Prawdziwą siłą jest cichy, pracowity tłum. Niech prezydent naszej republiki i minister sprawiedliwości, jak to się często mówi, ustąpią z przedstawicieli słabszej płci. W jednym przypadku popełnili jednak poważny błąd. Zasługują jednak na chrześcijańskie przebaczenie. Wiele z nas przez wiele lat nie szczędząc wysiłków służyło naszemu krajowi, nie szczędząc wysiłków, będąc matkami kilkorga dzieci.
My, obywatele żywiący dobre uczucia, powinniśmy także przyjrzeć się opozycji. Oceńmy trzeźwo i zastanówmy się, co Klára Dobrev, Katalin Cseh i Anna Donáth zrobiły dla narodu węgierskiego. Ogłaszajmy wyniki bez uprzedzeń.
Wymienione panie ani przez chwilę nie myślały o interesach swojego kraju podczas swoich zaręczyn. W Brukseli i w kraju pracowali jedynie po to, by zdobyć władzę. Ci, którzy im zaufali, zadowoliliby się ułamkiem ich miesięcznej pensji wynoszącej 6 mln HUF.
Idąc za modą światową, wyróżniali się fałszywym uśmiechem, śmiejąc się, aby jak najszybciej wprowadzić w życie zakaz i konfiskatę środków unijnych należnych Węgrom. Za pomocą fałszywych oświadczeń udało im się przedstawić Węgrów w złym świetle. DK i Momentum przyjmowały dolary zagraniczne za swoją pracę domową. Zamiast tego nieustannie opierali się rozsądnym decyzjom rządu. Zdrada jak dotąd się opłaciła. Do tego stopnia, że nawet nie pomyśleli o tym, że wyborcy już czterokrotnie klasyfikowali ich w kategorii biegowej.
Rozpoczęła się kampania wyborcza, podczas której widać wyraźnie, że Momentum jako partia prezentuje się na każdym rogu, albo jako impreza żartów, albo jako postać narcystyczna, która znęca się nad matką swoich dzieci i kupuje partię TISZA. DK też nie mogą liczyć na pozytywną opinię, nie studiują, zachowują się jak Döbrögi. A jednak ludzie strzepnęli ich już cztery razy. Łabędzi śpiew DK to prawda, że trwa długo, ale wszystko ma swój koniec.

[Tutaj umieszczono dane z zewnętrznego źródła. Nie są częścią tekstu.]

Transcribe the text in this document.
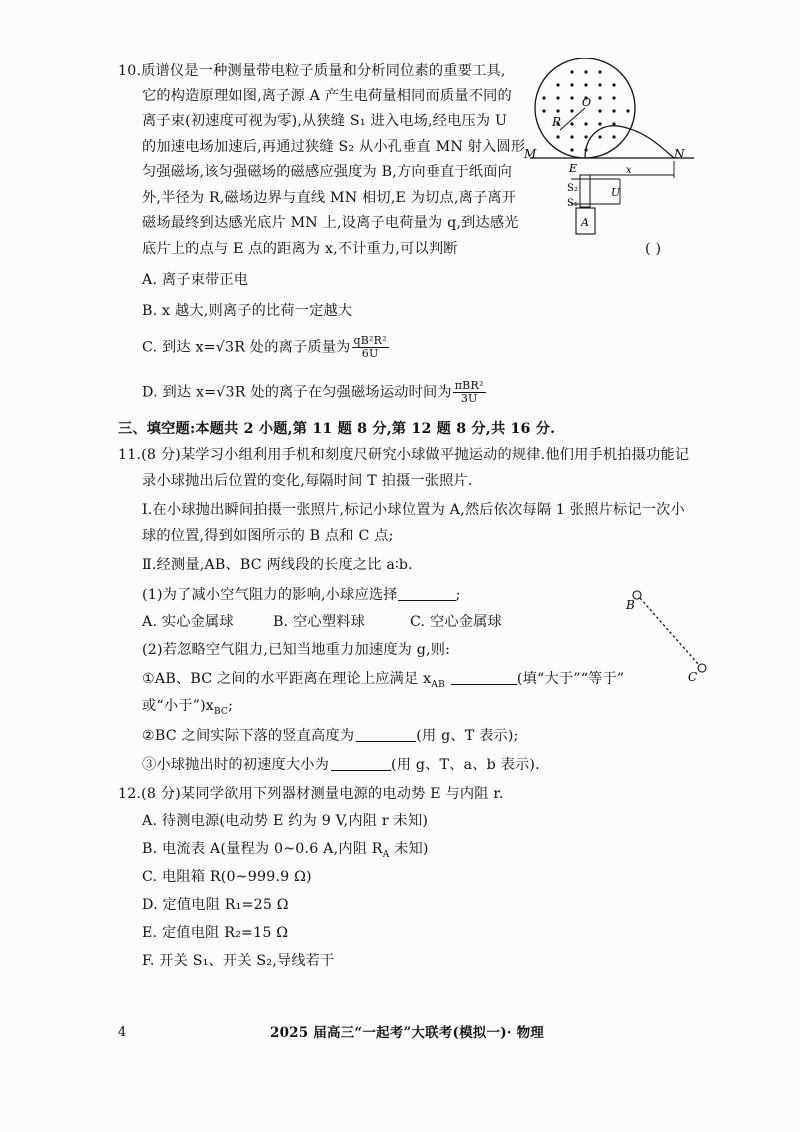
10.质谱仪是一种测量带电粒子质量和分析同位素的重要工具,
它的构造原理如图,离子源 A 产生电荷量相同而质量不同的
离子束(初速度可视为零),从狭缝 S₁ 进入电场,经电压为 U
的加速电场加速后,再通过狭缝 S₂ 从小孔垂直 MN 射入圆形
匀强磁场,该匀强磁场的磁感应强度为 B,方向垂直于纸面向
外,半径为 R,磁场边界与直线 MN 相切,E 为切点,离子离开
磁场最终到达感光底片 MN 上,设离子电荷量为 q,到达感光
底片上的点与 E 点的距离为 x,不计重力,可以判断	( )
A. 离子束带正电
B. x 越大,则离子的比荷一定越大
C. 到达 x=√3R 处的离子质量为 $\frac{\text{qB²R²}}{6U}$
D. 到达 x=√3R 处的离子在匀强磁场运动时间为 $\frac{\text{πBR²}}{3U}$
R
O
M	N
E	x
S₂
S₁
U
A
三、填空题:本题共 2 小题,第 11 题 8 分,第 12 题 8 分,共 16 分.
11.(8 分)某学习小组利用手机和刻度尺研究小球做平抛运动的规律.他们用手机拍摄功能记
录小球抛出后位置的变化,每隔时间 T 拍摄一张照片.
Ⅰ.在小球抛出瞬间拍摄一张照片,标记小球位置为 A,然后依次每隔 1 张照片标记一次小
球的位置,得到如图所示的 B 点和 C 点;
Ⅱ.经测量,AB、BC 两线段的长度之比 a∶b.
(1)为了减小空气阻力的影响,小球应选择	;
A. 实心金属球	B. 空心塑料球	C. 空心金属球
(2)若忽略空气阻力,已知当地重力加速度为 g,则:
①AB、BC 之间的水平距离在理论上应满足 $x_{AB}$	(填“大于”“等于”
或“小于$”)x_{BC}$;
②BC 之间实际下落的竖直高度为	(用 g、T 表示);
③小球抛出时的初速度大小为	(用 g、T、a、b 表示).
B
C
12.(8 分)某同学欲用下列器材测量电源的电动势 E 与内阻 r.
A. 待测电源(电动势 E 约为 9 V,内阻 r 未知)
B. 电流表 A(量程为 0~0.6 A,内阻 $R_A$ 未知)
C. 电阻箱 R(0~999.9 Ω)
D. 定值电阻 R₁=25 Ω
E. 定值电阻 R₂=15 Ω
F. 开关 S₁、开关 S₂,导线若干
4	2025 届高三“一起考”大联考(模拟一)· 物理
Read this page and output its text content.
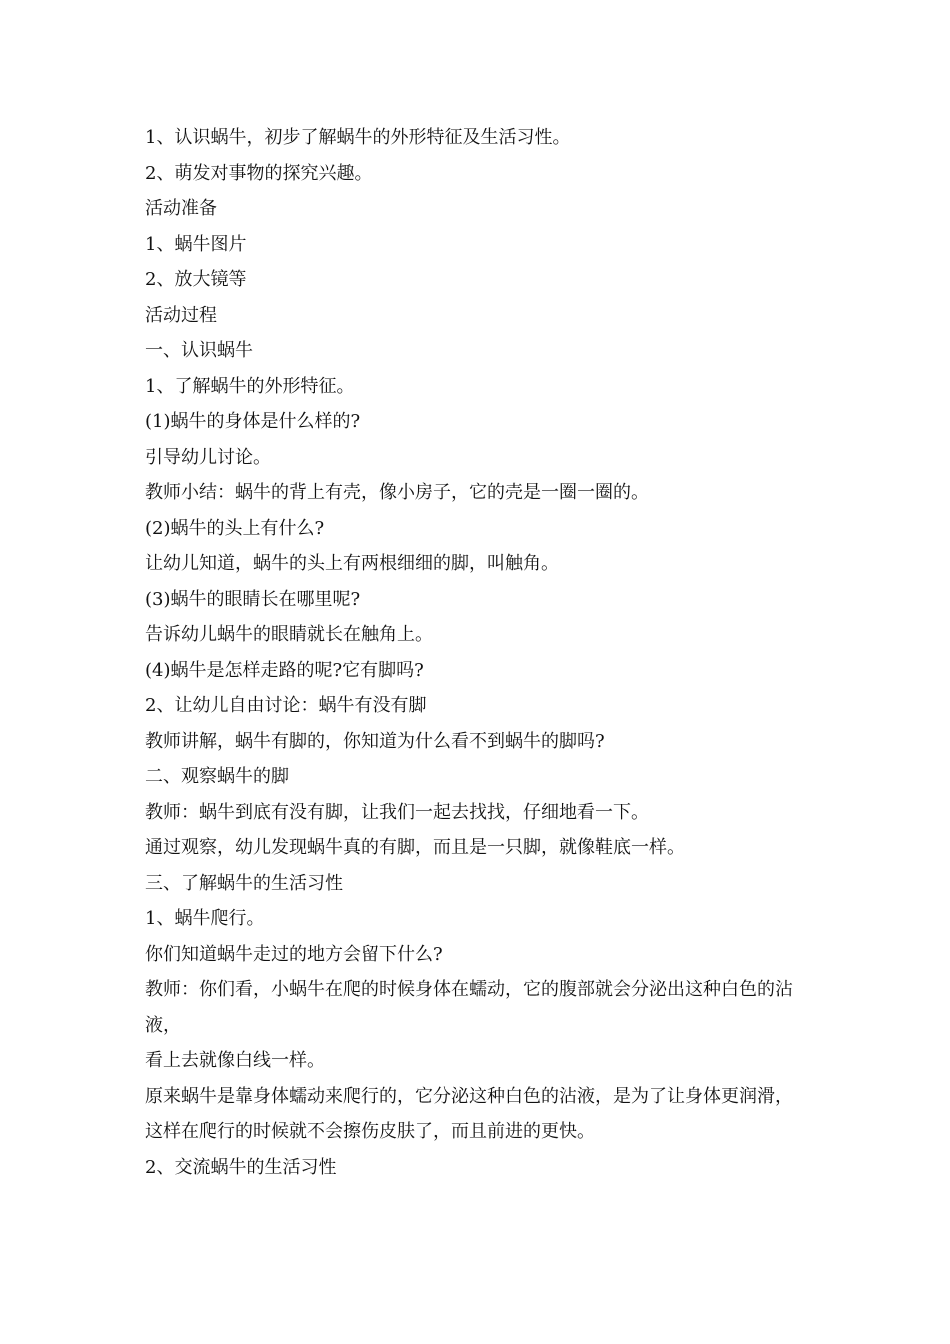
1、认识蜗牛，初步了解蜗牛的外形特征及生活习性。
2、萌发对事物的探究兴趣。
活动准备
1、蜗牛图片
2、放大镜等
活动过程
一、认识蜗牛
1、了解蜗牛的外形特征。
(1)蜗牛的身体是什么样的?
引导幼儿讨论。
教师小结：蜗牛的背上有壳，像小房子，它的壳是一圈一圈的。
(2)蜗牛的头上有什么?
让幼儿知道，蜗牛的头上有两根细细的脚，叫触角。
(3)蜗牛的眼睛长在哪里呢?
告诉幼儿蜗牛的眼睛就长在触角上。
(4)蜗牛是怎样走路的呢?它有脚吗?
2、让幼儿自由讨论：蜗牛有没有脚
教师讲解，蜗牛有脚的，你知道为什么看不到蜗牛的脚吗?
二、观察蜗牛的脚
教师：蜗牛到底有没有脚，让我们一起去找找，仔细地看一下。
通过观察，幼儿发现蜗牛真的有脚，而且是一只脚，就像鞋底一样。
三、了解蜗牛的生活习性
1、蜗牛爬行。
你们知道蜗牛走过的地方会留下什么?
教师：你们看，小蜗牛在爬的时候身体在蠕动，它的腹部就会分泌出这种白色的沾液，
看上去就像白线一样。
原来蜗牛是靠身体蠕动来爬行的，它分泌这种白色的沾液，是为了让身体更润滑，
这样在爬行的时候就不会擦伤皮肤了，而且前进的更快。
2、交流蜗牛的生活习性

Wyborcy mogą teraz docenić także to, jak ich marionetka Gergely Karácsony, wybrana na podstawie pomysłu małżeństwa Gyurcsány, prowadzącego galerię opozycji, wystawiła ratusz na sprzedaż. Jak doszło do tego, że budynek, który zasługuje na lepszy los, staje się miejscem płatności za podeszwę opozycji? Czy możemy się zastanawiać, dokąd poszło 200 miliardów pozostawionych przez Istvána Tarlósa z pełnego miejskiego sejfu? Jak można było zbliżyć się do bankructwa, a potem zaciągnąć pożyczki i rzucić nowe długi na szyje mieszczan? Przypadki podejrzeń o korupcję we współpracy z A-Híd Zrt zrzuca się na tzw. rząd cieni. Jedno jest pewne, żaden z nich nie będzie zarabiał codziennie w naszym kraju.